Bryson and Erica Simonson knew they had a problem the day they fought about bread. “We were making the grocery list,” Erica says, “and he said something about whole wheat bread I prefer…Before you know it, we were actually in a fight about what bread to buy.” They decided to see a counselor, afraid of what the future would hold for their marriage. “Right away, she asked us about our sleep,” Bryson remembers. “That’s when it clicked. Being over-tired was hurting our relationship.”
Like Bryson and Erica, many couples find their relationships suffering from a lack of sleep. Without adequate, consistent sleep, individuals report many symptoms that can negatively affect relationships, such as low energy, anxiety, loss of concentration, and loss of libido.
The Couple that Sleeps Together, Stays Together
Sometimes, couples who experience sleep struggles decide not to sleep together in an attempt not to disturb their partner. However, sleeping separately, has been shown to have a negative long-term impact on intimacy. As Dr. Barton Goldsmith, psychologist and columnist for Psychology Today, states, “The decision to sleep separately can make it more difficult to resolve issues.”

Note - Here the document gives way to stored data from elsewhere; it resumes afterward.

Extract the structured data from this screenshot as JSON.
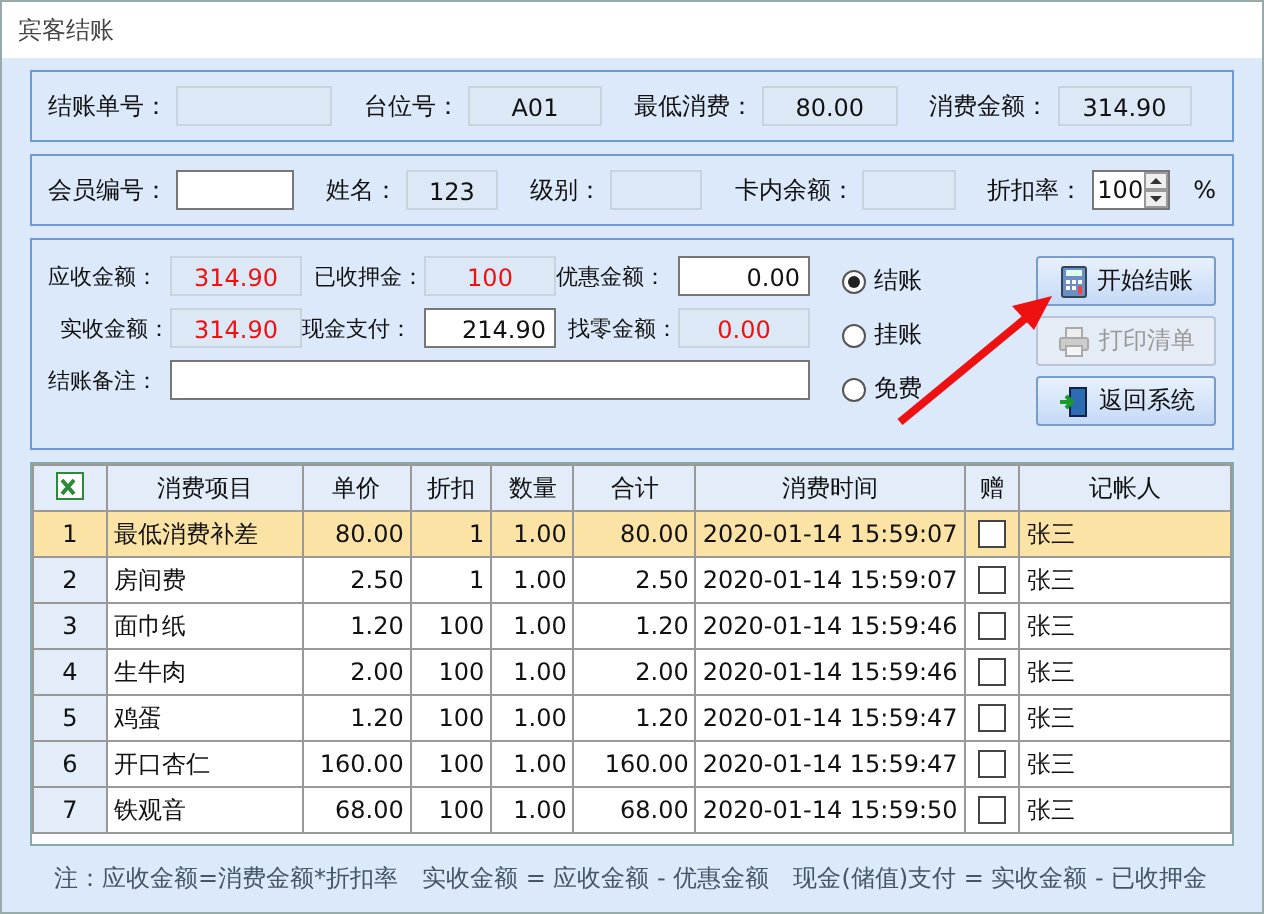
{
  "window": {
    "title": "宾客结账"
  },
  "order_panel": [
    {
      "label": "结账单号："
    },
    {
      "label": "台位号：",
      "value": "A01"
    },
    {
      "label": "最低消费：",
      "value": "80.00"
    },
    {
      "label": "消费金额：",
      "value": "314.90"
    }
  ],
  "member_panel": {
    "fields": [
      {
        "label": "会员编号：",
        "kind": "input"
      },
      {
        "label": "姓名：",
        "value": "123",
        "kind": "readonly"
      },
      {
        "label": "级别：",
        "kind": "readonly"
      },
      {
        "label": "卡内余额：",
        "kind": "readonly"
      }
    ],
    "discount": {
      "label": "折扣率：",
      "value": "100",
      "unit": "%"
    }
  },
  "payment_panel": {
    "fields": [
      {
        "label": "应收金额：",
        "value": "314.90",
        "kind": "alert"
      },
      {
        "label": "已收押金：",
        "value": "100",
        "kind": "alert"
      },
      {
        "label": "优惠金额：",
        "value": "0.00",
        "kind": "input"
      },
      {
        "label": "实收金额：",
        "value": "314.90",
        "kind": "alert"
      },
      {
        "label": "现金支付：",
        "value": "214.90",
        "kind": "input"
      },
      {
        "label": "找零金额：",
        "value": "0.00",
        "kind": "alert"
      }
    ],
    "note_label": "结账备注：",
    "modes": [
      {
        "label": "结账",
        "selected": true
      },
      {
        "label": "挂账",
        "selected": false
      },
      {
        "label": "免费",
        "selected": false
      }
    ],
    "buttons": [
      {
        "label": "开始结账",
        "kind": "calc",
        "disabled": false
      },
      {
        "label": "打印清单",
        "kind": "print",
        "disabled": true
      },
      {
        "label": "返回系统",
        "kind": "exit",
        "disabled": false
      }
    ]
  },
  "table": {
    "columns": [
      "消费项目",
      "单价",
      "折扣",
      "数量",
      "合计",
      "消费时间",
      "赠",
      "记帐人"
    ],
    "rows": [
      {
        "no": "1",
        "item": "最低消费补差",
        "price": "80.00",
        "discount": "1",
        "qty": "1.00",
        "total": "80.00",
        "time": "2020-01-14 15:59:07",
        "gift": false,
        "by": "张三",
        "selected": true
      },
      {
        "no": "2",
        "item": "房间费",
        "price": "2.50",
        "discount": "1",
        "qty": "1.00",
        "total": "2.50",
        "time": "2020-01-14 15:59:07",
        "gift": false,
        "by": "张三",
        "selected": false
      },
      {
        "no": "3",
        "item": "面巾纸",
        "price": "1.20",
        "discount": "100",
        "qty": "1.00",
        "total": "1.20",
        "time": "2020-01-14 15:59:46",
        "gift": false,
        "by": "张三",
        "selected": false
      },
      {
        "no": "4",
        "item": "生牛肉",
        "price": "2.00",
        "discount": "100",
        "qty": "1.00",
        "total": "2.00",
        "time": "2020-01-14 15:59:46",
        "gift": false,
        "by": "张三",
        "selected": false
      },
      {
        "no": "5",
        "item": "鸡蛋",
        "price": "1.20",
        "discount": "100",
        "qty": "1.00",
        "total": "1.20",
        "time": "2020-01-14 15:59:47",
        "gift": false,
        "by": "张三",
        "selected": false
      },
      {
        "no": "6",
        "item": "开口杏仁",
        "price": "160.00",
        "discount": "100",
        "qty": "1.00",
        "total": "160.00",
        "time": "2020-01-14 15:59:47",
        "gift": false,
        "by": "张三",
        "selected": false
      },
      {
        "no": "7",
        "item": "铁观音",
        "price": "68.00",
        "discount": "100",
        "qty": "1.00",
        "total": "68.00",
        "time": "2020-01-14 15:59:50",
        "gift": false,
        "by": "张三",
        "selected": false
      }
    ]
  },
  "footer_note": "注：应收金额=消费金额*折扣率　实收金额 = 应收金额 - 优惠金额　现金(储值)支付 = 实收金额 - 已收押金"
}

Additional studies support Goldsmith’s theory. Sleeping together has been proven to raise levels of oxytocin, a hormone associated with building attachment. Oxytocin also supports relaxation, a feeling of security, and several health benefits, including lowered blood pressure. In contrast, sleeping alone causes increased levels of cortisol, the hormone associated with stress. By choosing to sleep separately, couples unwittingly set the stage for less attachment and more crankiness, which can cause further disconnection.
Separate sleepers are also reducing their opportunities for sexual bonding and intimacy. Sex is an essential part of romantic partnership. A study by Dr. Allison Siebern, Director of the Stanford Program for Insomnia and Integrative Sleep Health, found that individuals with sleep deprivation also report problems in their sex life. “Lack of sleep can lead to low energy, fatigue, and sleepiness,” says Siebern. “This often decreases interest in sex and libido.”
Insomnia and Your Relationship
No one wants to lie awake at night, but the effects of insomnia can really damage relationships. People who have trouble falling asleep or staying asleep report difficulty managing life’s daily stressors. Even minor daily challenges can bring down their mood. Without healthy sleep patterns, these individuals have trouble relating to others, and may even have a lowered quality of life, according to the Sleep Disorders Institute.
This is what happened to Erica and Bryson. “For months, I had been struggling with insomnia…pressures at work, too much caffeine… and I found myself snapping at Erica and the kids,” Bryson remembered. "It was really hard for me to improve my mood.”
Dr. Philip Gehrman, chair of the Behavior Sleep Medicine Task Force at the American Academy of Sleep Medicine, takes the research a step further. He discovered that insomnia not only increased a feeling of stress – it also dampened positive experiences. “Sleep deprivation actually decreases our experience of positive emotions,” he says. “It reduces their intensity.”
Snuggle Up Together
Over time, the negative effects of sleep deprivation and sleeping separately can create an environment where couples are arguing more and connecting less. The solution is simple: spend more time in bed, helping one another get a good night’s rest. It worked for Bryson and Erica: “After a few months of working on improving our sleep, we hardly ever fight,” Erica says. “It’s made a huge difference…we’re much happier now.”